Sí aludió vagamente a la corrupción, advirtiendo de que «puede dejar de existir, y desgraciadamente ocurre en muchas zonas del mundo, el sometimiento de la política a la voluntad popular, al imperio de la ley y a la indagación judicial, que permiten expulsar de ella a quienes la practican indignamente».

Griñán, en un discurso frío y tedioso, basó su alocución en las críticas que varios dirigentes populares, especialmente el expresidente José María Aznar, vienen realizando a la España autonómica.

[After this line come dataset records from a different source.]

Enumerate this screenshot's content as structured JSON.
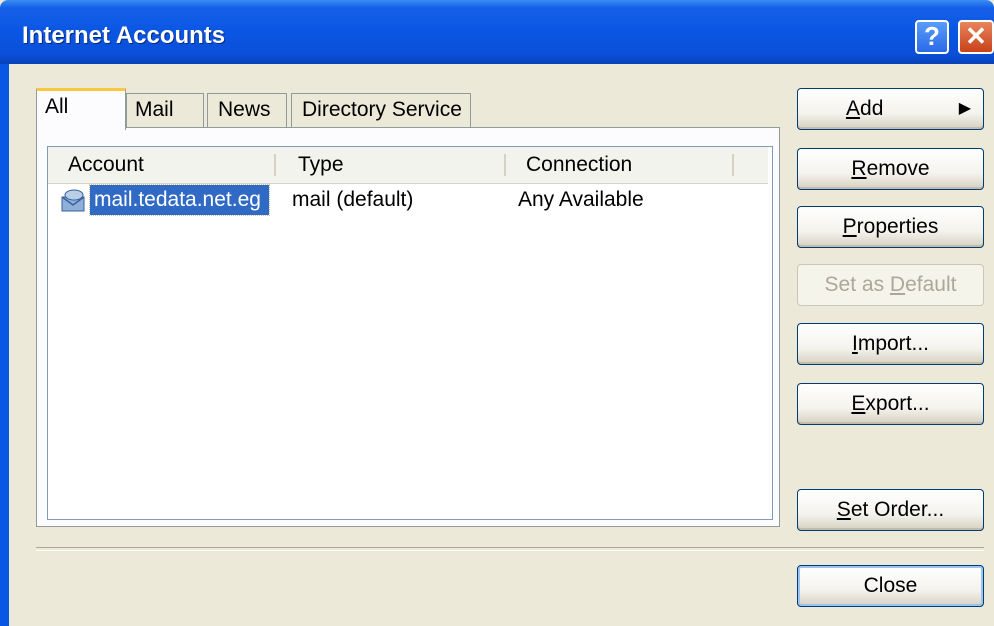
{
  "window": {
    "title": "Internet Accounts",
    "help_glyph": "?",
    "close_glyph": "✕"
  },
  "tabs": [
    "All",
    "Mail",
    "News",
    "Directory Service"
  ],
  "list": {
    "columns": [
      "Account",
      "Type",
      "Connection"
    ],
    "rows": [
      {
        "account": "mail.tedata.net.eg",
        "type": "mail (default)",
        "connection": "Any Available",
        "icon": "mail-account-icon"
      }
    ]
  },
  "buttons": {
    "add": {
      "mn": "A",
      "rest": "dd",
      "arrow": "▶"
    },
    "remove": {
      "mn": "R",
      "rest": "emove"
    },
    "properties": {
      "mn": "P",
      "rest": "roperties"
    },
    "set_default": {
      "pre": "Set as ",
      "mn": "D",
      "rest": "efault"
    },
    "import": {
      "mn": "I",
      "rest": "mport..."
    },
    "export": {
      "mn": "E",
      "rest": "xport..."
    },
    "set_order": {
      "mn": "S",
      "rest": "et Order..."
    },
    "close": {
      "label": "Close"
    }
  },
  "colors": {
    "titlebar": "#0a56e4",
    "selection": "#316ac5",
    "dialog_bg": "#ece9d8"
  }
}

De hecho, se refirió a la Fundación FAES que preside Aznar cuando pidió «no arruinar con discusiones tecnocráticas o con propuestas de laboratorio, aisladas de la realidad histórica, un legado político como el del 28 de febrero». El presidente de la Junta justificó esta «historia de éxito» en que las comunidades autónomas «han democratizado la vida política, han desarrollado los recursos económicos de cada uno de los territorios y han garantizado la cohesión de nuestro país». No obstante, admitió «tensiones y complejidades» entre las autonomías y apostó por abrir un «proceso de análisis del modelo». Esta revisión debería tener como objetivo «avanzar en una mayor descentralización local como medio de profundizar en el principio de subsidiariedad» y «garantizar nuestro protagonismo activo en el proceso de construcción europea».

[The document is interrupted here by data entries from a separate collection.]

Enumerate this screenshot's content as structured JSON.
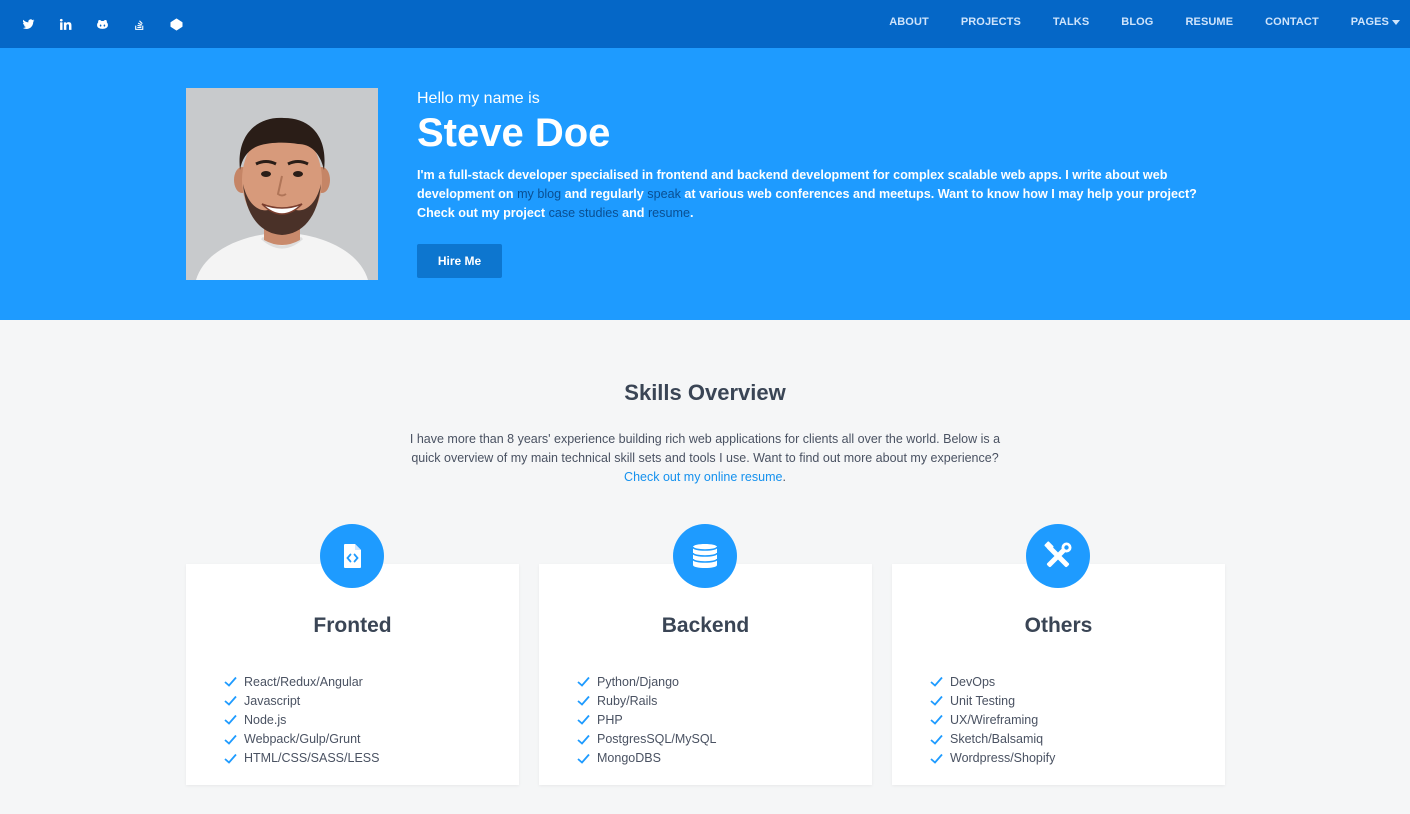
{
  "nav": {
    "social_icons": [
      "twitter-icon",
      "linkedin-icon",
      "github-icon",
      "stackoverflow-icon",
      "codepen-icon"
    ],
    "links": [
      "ABOUT",
      "PROJECTS",
      "TALKS",
      "BLOG",
      "RESUME",
      "CONTACT",
      "PAGES"
    ]
  },
  "hero": {
    "greeting": "Hello my name is",
    "name": "Steve Doe",
    "intro": {
      "p1": "I'm a full-stack developer specialised in frontend and backend development for complex scalable web apps. I write about web development on ",
      "link_blog": "my blog",
      "p2": " and regularly ",
      "link_speak": "speak",
      "p3": " at various web conferences and meetups. Want to know how I may help your project? Check out my project ",
      "link_case": "case studies",
      "p4": " and ",
      "link_resume": "resume",
      "p5": "."
    },
    "hire_button": "Hire Me"
  },
  "skills": {
    "title": "Skills Overview",
    "intro": "I have more than 8 years' experience building rich web applications for clients all over the world. Below is a quick overview of my main technical skill sets and tools I use. Want to find out more about my experience?",
    "resume_link": "Check out my online resume",
    "resume_suffix": ".",
    "cards": [
      {
        "title": "Fronted",
        "icon": "file-code-icon",
        "items": [
          "React/Redux/Angular",
          "Javascript",
          "Node.js",
          "Webpack/Gulp/Grunt",
          "HTML/CSS/SASS/LESS"
        ]
      },
      {
        "title": "Backend",
        "icon": "database-icon",
        "items": [
          "Python/Django",
          "Ruby/Rails",
          "PHP",
          "PostgresSQL/MySQL",
          "MongoDBS"
        ]
      },
      {
        "title": "Others",
        "icon": "tools-icon",
        "items": [
          "DevOps",
          "Unit Testing",
          "UX/Wireframing",
          "Sketch/Balsamiq",
          "Wordpress/Shopify"
        ]
      }
    ]
  },
  "colors": {
    "nav_bg": "#0567c7",
    "hero_bg": "#1e9bff",
    "accent": "#1e9bff",
    "button": "#0d76cf",
    "link_dark": "#0a4f92",
    "page_bg": "#f5f6f7"
  }
}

Todo ello con el reto de la creación de empleo, aunque Andalucía es la comunidad autónoma con la tasa de paro más alta de España. «Soy consciente de que el ejercicio de la ciudadanía se ve mermado sin la posibilidad y el derecho que tenemos todos a desarrollarnos personal y profesionalmente con un empleo estable». Como receta, Griñán apuntó la «cooperación» como «marco favorable a la creación de empresas y la generación de empleo». A su juicio, las empresas andaluzas «deben innovar, transformarse y buscar nuevos mercados y nuevas oportunidades». En este punto, volvió a recordar una de sus prioridades en el Ejecutivo andaluz, la educación, calificándola como la «mejor herramienta económica de la que dispone un pueblo para prosperar».

«Descrédito de todos»

Antes, en el Pleno institucional del Parlamento andaluz, la presidenta de la Cámara, Fuensanta Coves, cargó duramente contra la oposición por criticar la trama de los ERE. Coves advirtió de que cuando la «descalificación generalizada» es la tesis utilizada para rechazar la corrupción, la espiral «se expande hasta el descrédito absoluto de todos» y hace que los ciudadanos piensen que los políticos «son todos iguales».

Visiblemente afónica, señaló que la corrupción «ha demostrado que no hay organización ni territorio que esté a salvo de su execrable presencia en alguna de sus manifestaciones».
En su opinión, de ser así ningún representante público estará satisfecho con la poca estima de la ciudadanía hacia la actividad política y ninguna organización política «debería sacar provecho» de esa situación, por lo que se mostró convencida de que en este caso «la confianza disminuye».

Tras advertir de que resulta «muy preocupante que se extienda este desapego incluso a las instituciones», apostó por escuchar a los ciudadanos, quienes «exigen soluciones para los problemas».


Protestas minoritarias y poco ruidosas

A pesar de que el sindicato Safja anunció una protesta masiva de funcionarios frente al Parlamento andaluz, coincidiendo con el Pleno institucional del Día de Andalucía, al final pocos manifestantes se congregaron para protestar por la reciente aprobación de la ley de reordenación del sector público. Las centrales sindicales independientes y plataformas parece que han dado una tregua a la Junta, a la espera de que se materialice la creación de las nuevas agencias. Los que sí se hicieron notar fueron los miembros de la Orquesta Joven de Andalucía, que clamaron con sus violines contra el recorte que sufrirá su presupuesto. Tocaron en el momento de la izada de la bandera. También buscaron la fotografía los miembros de la plataforma «Salvemos el Guadaíra», que llegaron andando desde el municipio sevillano de Alcalá. Protestaron por la contaminación que sufre el río.